Graph Diffusion Residuals for Control-Function Instrumental Variables

arXiv:2606.14636v1 Announce Type: new Abstract: Control-function instrumental variable estimators need a first-stage residual, not merely a first-stage prediction. High-capacity first stages can interpolate treatment and leave too little residual information for the outcome equation. We study Adaptive Anisotropic Instrumental Heat Flow (A-IHF), a deterministic graph-diffusion residual extractor for flexible control functions.

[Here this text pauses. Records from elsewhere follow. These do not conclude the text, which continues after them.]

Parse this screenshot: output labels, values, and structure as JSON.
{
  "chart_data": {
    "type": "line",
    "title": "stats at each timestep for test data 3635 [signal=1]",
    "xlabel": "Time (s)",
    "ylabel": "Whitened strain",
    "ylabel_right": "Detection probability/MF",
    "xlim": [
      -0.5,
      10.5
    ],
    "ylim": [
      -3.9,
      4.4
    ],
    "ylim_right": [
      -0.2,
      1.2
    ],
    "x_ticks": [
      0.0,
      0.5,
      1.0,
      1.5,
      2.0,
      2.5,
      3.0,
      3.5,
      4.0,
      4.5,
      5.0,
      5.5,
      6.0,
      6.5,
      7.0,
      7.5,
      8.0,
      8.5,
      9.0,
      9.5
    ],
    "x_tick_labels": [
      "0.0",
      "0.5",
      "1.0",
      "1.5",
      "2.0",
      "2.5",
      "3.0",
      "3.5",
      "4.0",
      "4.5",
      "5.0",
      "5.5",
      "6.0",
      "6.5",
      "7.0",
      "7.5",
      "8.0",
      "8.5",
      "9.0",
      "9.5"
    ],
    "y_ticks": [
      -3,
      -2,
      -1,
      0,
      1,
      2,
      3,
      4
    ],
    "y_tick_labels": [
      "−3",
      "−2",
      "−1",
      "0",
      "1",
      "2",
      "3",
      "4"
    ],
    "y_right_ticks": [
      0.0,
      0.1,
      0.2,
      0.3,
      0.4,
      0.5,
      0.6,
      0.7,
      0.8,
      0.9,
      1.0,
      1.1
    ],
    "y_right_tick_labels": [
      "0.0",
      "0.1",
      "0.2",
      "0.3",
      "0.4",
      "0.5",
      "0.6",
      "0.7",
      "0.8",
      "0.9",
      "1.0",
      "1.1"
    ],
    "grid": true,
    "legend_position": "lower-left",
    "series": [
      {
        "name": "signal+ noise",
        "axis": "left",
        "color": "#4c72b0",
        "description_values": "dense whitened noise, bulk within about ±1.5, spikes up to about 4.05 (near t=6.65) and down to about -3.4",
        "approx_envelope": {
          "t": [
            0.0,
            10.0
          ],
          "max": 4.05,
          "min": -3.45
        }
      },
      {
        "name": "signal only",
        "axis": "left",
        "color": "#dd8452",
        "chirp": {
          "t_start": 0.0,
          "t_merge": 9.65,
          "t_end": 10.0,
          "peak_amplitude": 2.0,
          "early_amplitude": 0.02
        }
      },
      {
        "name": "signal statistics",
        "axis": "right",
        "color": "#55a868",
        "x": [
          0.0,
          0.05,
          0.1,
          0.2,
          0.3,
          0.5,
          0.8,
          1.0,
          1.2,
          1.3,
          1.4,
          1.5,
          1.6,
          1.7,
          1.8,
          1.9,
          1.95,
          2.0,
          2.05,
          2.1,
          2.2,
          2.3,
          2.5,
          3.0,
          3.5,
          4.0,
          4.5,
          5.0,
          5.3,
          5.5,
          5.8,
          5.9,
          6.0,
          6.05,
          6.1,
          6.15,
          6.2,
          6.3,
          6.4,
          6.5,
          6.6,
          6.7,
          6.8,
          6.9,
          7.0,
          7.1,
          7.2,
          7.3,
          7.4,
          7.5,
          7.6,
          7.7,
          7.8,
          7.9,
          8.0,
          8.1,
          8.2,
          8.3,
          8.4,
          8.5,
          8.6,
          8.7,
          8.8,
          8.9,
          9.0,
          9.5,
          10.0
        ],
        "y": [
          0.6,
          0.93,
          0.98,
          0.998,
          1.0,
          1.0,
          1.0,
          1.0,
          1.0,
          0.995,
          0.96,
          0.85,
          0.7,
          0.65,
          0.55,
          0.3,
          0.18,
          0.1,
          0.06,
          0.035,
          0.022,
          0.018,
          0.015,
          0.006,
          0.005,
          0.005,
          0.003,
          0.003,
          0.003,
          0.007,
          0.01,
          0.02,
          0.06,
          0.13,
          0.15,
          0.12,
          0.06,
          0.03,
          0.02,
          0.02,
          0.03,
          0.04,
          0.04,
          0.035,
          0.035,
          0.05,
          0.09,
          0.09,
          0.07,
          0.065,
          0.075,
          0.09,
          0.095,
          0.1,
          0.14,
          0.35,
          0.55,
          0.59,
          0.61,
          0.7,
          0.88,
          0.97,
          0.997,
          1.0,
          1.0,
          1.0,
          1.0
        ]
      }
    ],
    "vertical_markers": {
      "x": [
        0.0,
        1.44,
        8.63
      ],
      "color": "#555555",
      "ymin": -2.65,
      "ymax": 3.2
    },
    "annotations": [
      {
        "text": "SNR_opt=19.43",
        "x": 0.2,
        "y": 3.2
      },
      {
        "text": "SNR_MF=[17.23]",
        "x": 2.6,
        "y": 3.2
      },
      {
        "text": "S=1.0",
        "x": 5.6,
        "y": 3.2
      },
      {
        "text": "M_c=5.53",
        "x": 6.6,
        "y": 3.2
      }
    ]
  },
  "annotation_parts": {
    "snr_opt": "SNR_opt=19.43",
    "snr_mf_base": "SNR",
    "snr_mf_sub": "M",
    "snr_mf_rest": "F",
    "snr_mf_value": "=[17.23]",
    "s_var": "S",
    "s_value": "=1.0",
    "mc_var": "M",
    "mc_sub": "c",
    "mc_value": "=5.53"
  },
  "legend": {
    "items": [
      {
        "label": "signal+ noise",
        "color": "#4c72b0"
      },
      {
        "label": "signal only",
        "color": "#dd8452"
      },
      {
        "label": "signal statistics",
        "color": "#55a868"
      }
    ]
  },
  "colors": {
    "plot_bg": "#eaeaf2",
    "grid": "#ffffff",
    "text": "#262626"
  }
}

A-IHF treats treatment as a signal on a graph of first-stage features, uses pilot diffusion to detect large treatment jumps, attenuates conductance across those jumps, and computes the generated control with a sparse graph resolvent. Its observational selection rule uses only $(Z,X)$, combining graph generalized cross-validation, roughness, residualized-treatment relevance, and graph-admissibility filtering. The analysis decomposes error into structural leakage, residual attenuation, and residualized treatment variation, yielding finite-sample bounds, graph-admissibility rates under latent piecewise-smooth geometry, and finite-path selection calibration. Across 54 synthetic benchmark cells with tuned graph, kernel, tree, boosting, series, and neural control-function baselines, guarded observational A-IHF has the lowest average structural-response MSE; the A-IHF family beats the best non-A-IHF baseline in 32 cells. Performance is strongest when the graph captures piecewise-smooth first-stage structure.